Cornelia Primosch übernimmt am 1. Juli 2026 die Leitung des ORF-Studios in Belgrad. Wie der ORF mitteilte, soll sie die Balkanberichterstattung des Senders neu organisieren. Primosch arbeitete ab 1998 im Landesstudio Kärnten als Redakteurin und Fernsehmoderatorin. Ab 2010 war sie Korrespondentin in Brüssel. Im Sommer 2017 übernahm sie die Leitung des ORF-Büros in London und wechselte 2019 als Büroleiterin nach Paris. Carola Schneider leitet ab dem 1. Januar 2026 erneut das ORF-Büro in Moskau. Sie leitete das Büro bereits von 2011 bis 2021 und ab 2023, bis ihre Akkreditierung nicht verlängert wurde.

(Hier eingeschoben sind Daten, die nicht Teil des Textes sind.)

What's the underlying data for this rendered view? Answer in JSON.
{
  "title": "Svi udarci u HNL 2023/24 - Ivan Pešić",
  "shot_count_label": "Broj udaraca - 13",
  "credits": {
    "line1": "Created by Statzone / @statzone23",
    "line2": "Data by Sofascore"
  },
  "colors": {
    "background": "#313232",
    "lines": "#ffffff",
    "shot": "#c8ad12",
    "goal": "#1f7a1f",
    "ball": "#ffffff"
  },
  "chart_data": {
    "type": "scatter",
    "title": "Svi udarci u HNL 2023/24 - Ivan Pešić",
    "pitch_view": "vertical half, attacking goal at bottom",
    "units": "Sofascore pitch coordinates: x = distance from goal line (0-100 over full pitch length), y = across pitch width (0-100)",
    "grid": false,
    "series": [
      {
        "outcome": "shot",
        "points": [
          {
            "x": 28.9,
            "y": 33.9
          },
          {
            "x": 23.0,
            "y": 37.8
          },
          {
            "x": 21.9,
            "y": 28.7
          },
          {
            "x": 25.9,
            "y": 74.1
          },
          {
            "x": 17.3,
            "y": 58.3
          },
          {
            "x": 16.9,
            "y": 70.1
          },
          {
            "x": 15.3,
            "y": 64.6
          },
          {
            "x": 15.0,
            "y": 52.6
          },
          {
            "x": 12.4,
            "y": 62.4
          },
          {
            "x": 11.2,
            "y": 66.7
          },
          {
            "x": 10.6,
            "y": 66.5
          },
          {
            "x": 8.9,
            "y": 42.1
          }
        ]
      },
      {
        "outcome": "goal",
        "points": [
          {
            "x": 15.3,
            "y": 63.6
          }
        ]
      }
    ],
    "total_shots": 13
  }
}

Der Schauspieler Uwe Kockisch ist tot. Nach Angaben seiner Familie starb er am 22. Dezember im Alter von 81 Jahren in Madrid. Kockisch wurde 1944 in Cottbus geboren. Nach seiner Ausbildung an der Staatlichen Hochschule für Schauspielkunst Ernst Busch in Berlin spielte er mehr als 20 Jahre am Maxim-Gorki-Theater. 1981 verkörperte er den Arbeiter Wolfgang in der Verfilmung von "Franziska Linkerhand". 1995 übernahm er die Hauptrolle in der ARD-Krimiserie "Zappek". Von 2003 bis 2019 verkörperte er den Commissario Guido Brunetti in den "Donna-Leon"-Krimis der ARD. In der ARD-Serie "Weissensee" spielte er von 2010 bis 2018 den Stasi-Offizier Hans Kupfer. Für seine Rolle des Dietrich Kalinke in Dominik Grafs Film "Eine Stadt wird erpresst" (ZDF) erhielt er 2008 den Grimme-Preis. 2020 wurde er mit dem Ehrenpreis des Hessischen Filmpreises ausgezeichnet.

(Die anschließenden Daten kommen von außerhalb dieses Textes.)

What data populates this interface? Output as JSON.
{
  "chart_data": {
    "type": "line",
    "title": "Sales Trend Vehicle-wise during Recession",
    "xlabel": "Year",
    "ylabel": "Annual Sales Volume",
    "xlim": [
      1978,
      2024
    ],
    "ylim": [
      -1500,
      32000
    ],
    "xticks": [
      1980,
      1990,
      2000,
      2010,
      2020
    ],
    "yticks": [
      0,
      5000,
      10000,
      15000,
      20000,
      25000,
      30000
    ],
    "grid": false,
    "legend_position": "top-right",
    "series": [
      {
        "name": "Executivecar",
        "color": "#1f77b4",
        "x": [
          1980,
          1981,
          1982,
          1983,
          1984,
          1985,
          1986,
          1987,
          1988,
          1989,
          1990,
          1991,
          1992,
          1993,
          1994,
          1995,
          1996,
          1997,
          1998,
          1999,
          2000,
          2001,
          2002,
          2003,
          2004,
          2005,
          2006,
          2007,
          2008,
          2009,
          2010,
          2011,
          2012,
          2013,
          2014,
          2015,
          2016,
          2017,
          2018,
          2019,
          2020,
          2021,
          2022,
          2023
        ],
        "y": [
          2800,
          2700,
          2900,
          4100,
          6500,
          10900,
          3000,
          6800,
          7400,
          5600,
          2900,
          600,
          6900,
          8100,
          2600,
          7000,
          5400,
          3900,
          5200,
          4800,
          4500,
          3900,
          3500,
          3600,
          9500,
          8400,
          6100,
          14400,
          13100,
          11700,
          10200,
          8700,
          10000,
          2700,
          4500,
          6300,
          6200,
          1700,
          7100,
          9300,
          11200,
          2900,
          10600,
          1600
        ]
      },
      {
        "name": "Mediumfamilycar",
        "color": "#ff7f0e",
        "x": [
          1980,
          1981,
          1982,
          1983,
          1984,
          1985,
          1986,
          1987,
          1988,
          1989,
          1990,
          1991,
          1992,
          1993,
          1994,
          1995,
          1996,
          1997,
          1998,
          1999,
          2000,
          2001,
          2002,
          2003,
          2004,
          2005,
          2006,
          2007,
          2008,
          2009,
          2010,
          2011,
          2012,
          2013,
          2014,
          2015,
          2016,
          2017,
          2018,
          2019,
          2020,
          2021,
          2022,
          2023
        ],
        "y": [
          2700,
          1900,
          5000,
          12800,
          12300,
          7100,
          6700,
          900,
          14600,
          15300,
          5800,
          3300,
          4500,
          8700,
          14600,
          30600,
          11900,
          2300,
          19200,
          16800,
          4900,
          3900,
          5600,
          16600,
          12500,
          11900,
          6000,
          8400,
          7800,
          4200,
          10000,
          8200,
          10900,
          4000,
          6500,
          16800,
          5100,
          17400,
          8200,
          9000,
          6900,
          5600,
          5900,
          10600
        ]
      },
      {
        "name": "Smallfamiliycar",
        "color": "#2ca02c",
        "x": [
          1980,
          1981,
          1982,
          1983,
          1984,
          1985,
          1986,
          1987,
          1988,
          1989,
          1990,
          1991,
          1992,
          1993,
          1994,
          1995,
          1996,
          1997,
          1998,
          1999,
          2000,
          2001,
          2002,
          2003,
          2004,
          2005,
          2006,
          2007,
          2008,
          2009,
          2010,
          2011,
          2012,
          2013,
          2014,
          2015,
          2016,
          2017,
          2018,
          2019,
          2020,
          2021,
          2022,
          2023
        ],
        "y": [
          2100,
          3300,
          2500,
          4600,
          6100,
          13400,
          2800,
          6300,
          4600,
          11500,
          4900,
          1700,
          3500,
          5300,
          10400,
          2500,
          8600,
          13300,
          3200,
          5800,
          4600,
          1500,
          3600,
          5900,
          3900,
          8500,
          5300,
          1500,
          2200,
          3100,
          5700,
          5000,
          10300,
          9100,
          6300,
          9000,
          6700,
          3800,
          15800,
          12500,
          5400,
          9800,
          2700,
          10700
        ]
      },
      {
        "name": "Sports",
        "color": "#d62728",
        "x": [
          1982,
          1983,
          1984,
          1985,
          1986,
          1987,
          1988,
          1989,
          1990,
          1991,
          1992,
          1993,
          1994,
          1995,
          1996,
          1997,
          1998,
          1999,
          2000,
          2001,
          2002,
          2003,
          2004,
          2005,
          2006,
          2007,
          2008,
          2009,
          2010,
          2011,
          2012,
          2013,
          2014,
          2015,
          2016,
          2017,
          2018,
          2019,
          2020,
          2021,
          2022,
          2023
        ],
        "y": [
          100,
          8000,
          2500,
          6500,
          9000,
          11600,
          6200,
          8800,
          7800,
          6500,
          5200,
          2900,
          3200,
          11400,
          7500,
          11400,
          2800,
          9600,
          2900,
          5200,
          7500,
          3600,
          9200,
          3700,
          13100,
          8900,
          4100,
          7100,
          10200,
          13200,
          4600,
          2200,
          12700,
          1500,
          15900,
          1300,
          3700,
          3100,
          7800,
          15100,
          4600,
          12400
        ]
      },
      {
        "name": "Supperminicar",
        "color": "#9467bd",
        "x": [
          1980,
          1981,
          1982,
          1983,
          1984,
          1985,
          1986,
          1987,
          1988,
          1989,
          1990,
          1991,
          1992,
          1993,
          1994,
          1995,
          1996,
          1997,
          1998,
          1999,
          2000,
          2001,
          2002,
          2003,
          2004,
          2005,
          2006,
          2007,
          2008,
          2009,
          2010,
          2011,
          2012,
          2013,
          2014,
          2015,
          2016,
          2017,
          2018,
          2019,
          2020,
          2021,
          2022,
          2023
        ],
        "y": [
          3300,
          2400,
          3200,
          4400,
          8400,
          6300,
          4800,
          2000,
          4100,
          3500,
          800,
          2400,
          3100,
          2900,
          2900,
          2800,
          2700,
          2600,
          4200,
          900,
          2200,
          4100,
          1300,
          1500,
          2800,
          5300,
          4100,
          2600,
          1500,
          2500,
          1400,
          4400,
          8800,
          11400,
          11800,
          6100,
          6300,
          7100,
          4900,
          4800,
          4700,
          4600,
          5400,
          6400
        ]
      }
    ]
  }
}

Der Medienmanager Philipp Welte, der zum Jahresende sein Amt als Vorstand von Hubert Burda Media niederlegt, verlässt den Konzern und wechselt nicht wie zunächst kommuniziert in den Verwaltungsrat. Welte habe sich dazu entschieden, "im Zuge des Generationswechsels in der Führung des Unternehmens auf der Seite der Eigentümer dem Ruf in den Verwaltungsrat nicht zu folgen", teilte der Medienkonzern mit. Im Dezember 2024 hatte Hubert Burda die unternehmerische und publizistische Verantwortung für das Unternehmen in die Hände seiner beiden Kinder Jacob Burda und Elisabeth Burda Furtwängler gelegt.

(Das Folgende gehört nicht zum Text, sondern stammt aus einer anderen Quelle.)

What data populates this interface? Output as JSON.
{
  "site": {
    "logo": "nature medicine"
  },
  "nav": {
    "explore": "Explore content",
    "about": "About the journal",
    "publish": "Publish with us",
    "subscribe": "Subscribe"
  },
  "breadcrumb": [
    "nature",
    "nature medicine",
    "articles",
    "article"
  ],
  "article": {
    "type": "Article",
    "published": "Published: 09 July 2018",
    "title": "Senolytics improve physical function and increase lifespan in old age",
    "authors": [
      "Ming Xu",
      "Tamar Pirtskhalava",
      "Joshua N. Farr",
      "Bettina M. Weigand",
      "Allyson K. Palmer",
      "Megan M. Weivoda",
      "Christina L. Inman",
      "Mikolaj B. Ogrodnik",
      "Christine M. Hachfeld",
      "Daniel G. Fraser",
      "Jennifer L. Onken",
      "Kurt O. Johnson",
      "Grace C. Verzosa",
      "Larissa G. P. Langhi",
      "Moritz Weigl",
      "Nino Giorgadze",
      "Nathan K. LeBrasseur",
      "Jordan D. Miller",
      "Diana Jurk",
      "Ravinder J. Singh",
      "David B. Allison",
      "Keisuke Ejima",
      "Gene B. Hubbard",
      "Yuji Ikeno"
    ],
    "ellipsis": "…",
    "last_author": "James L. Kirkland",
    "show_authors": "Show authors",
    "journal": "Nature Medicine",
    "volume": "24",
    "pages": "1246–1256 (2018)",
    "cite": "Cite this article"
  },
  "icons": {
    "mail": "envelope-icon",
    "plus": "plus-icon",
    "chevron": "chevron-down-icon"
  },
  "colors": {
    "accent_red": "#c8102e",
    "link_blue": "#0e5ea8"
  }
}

Christian Mihr wird Geschäftsführer von Reporter ohne Grenzen (RSF) in Deutschland. Ab März 2026 übernimmt er in dieser Funktion die Verantwortung für die Bereiche Politik und Strategie - neben dem Kaufmännischen Geschäftsführer Maik Thieme. Mihr folgt auf Anja Osterhaus, die die Organisation zum Ende des Jahres verlässt. Mihr hatte die Berliner Geschäftsstelle von Reporter ohne Grenzen bereits von 2012 bis 2023 geleitet und war anschließend zu Amnesty International Deutschland gewechselt. Er ist unter anderem seit 2021 Mitglied im Kuratorium des Leibniz-Instituts für Medienforschung/Hans-Bredow-Institut (HBI), seit 2019 Mitglied im Fachausschuss Kommunikation und Information der Deutschen Unesco-Kommission sowie seit 2024 Mitglied im Beirat von Transparency International Deutschland.
Katrin Raap übernimmt zum 1. März die Geschäftsführung der RTL Hessen GmbH. Sie folgt auf Eberhard Volk, der sich nach über 20 Jahren als Geschäftsführer verabschiedet, um sich mehr der Familie widmen zu können. Raap verfügt über mehr als zwei Jahrzehnte Erfahrung in der Medienbranche. Für RTL Deutschland ist sie seit 1997 in verschiedenen Funktionen tätig, insbesondere im News- und Magazinbereich. Seit 2021 verantwortet die Volljuristin bei der RTL News GmbH den Bereich Produktionsservices und Lizenzierung und ist Mitglied des Geschäftsführungsboards. Volk war seit 2005 Geschäftsführer der RTL Hessen GmbH.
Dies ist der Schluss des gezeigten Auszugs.